To find all occurences, we need to use the function **findAll( )**.

In [8]:
print("There are", len(page.findAll("table")), "table elements in this page.")

There are 32 table elements in this page.


In [9]:
all_tables = page.findAll("table")

print("The 2nd table element of the page is: Hierarchie \n", all_tables[1])
print("--------------------------------------------------------------------")
print("The 3rd table element of the page is: Palmares \n", all_tables[2])
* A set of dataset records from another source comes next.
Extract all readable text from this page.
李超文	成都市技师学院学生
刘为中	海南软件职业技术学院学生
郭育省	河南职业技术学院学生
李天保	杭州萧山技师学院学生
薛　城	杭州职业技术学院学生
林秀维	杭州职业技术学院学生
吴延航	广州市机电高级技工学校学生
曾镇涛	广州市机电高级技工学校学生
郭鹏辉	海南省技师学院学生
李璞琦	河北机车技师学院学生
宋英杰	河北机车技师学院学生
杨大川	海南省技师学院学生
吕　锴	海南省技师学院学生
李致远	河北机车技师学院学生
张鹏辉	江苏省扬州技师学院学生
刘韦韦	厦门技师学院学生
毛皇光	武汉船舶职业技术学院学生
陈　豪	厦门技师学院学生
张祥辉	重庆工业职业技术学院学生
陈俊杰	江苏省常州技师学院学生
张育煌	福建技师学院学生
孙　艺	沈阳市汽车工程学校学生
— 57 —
The 2nd table element of the page is: Hierarchie 
 <table><caption style="background:#99cc99;color:#000000;">Hiérarchie</caption><tbody><tr>
<th scope="row" style="width:10.5em;">Hiérarchie</th>
<td>
<abbr class="abbr" title="Premier">1<sup>er</sup></abbr> échelon</td>
</tr>
<tr>
<th scope="row" style="width:10.5em;">Niveau inférieur</th>
<td>
<a href="/wiki/Championnat_de_France_de_football_de_Ligue_2_2016-2017" title="Championnat de France de football de Ligue 2 2016-2017">Ligue 2 2016-2017</a></td>
</tr></tbody></table>
--------------------------------------------------------------------
The 3rd table element of the page is: Palmares 
 <table><caption style="background:#99cc99;color:#000000;">Palmarès</caption>
<tbody><tr>
<th scope="row" style="width:10.5em;">Tenant du titre</th>
<td>
<a href="/wiki/Paris_Saint-Germain_Football_Club" title="Paris Saint-Germain Football Club">Paris Saint-Germain</a> (6)</td>
</tr>
<tr>
<th scope="row" style="width:10.5em;">Promu(s) en début de saiso

---

### Exercise: Find the list of the teams of the Ligue 1

The list of teams is in the table "Participants" in the source code. By looking closely at the data, we can see that it is the table with `class = "DebutCarte"`. 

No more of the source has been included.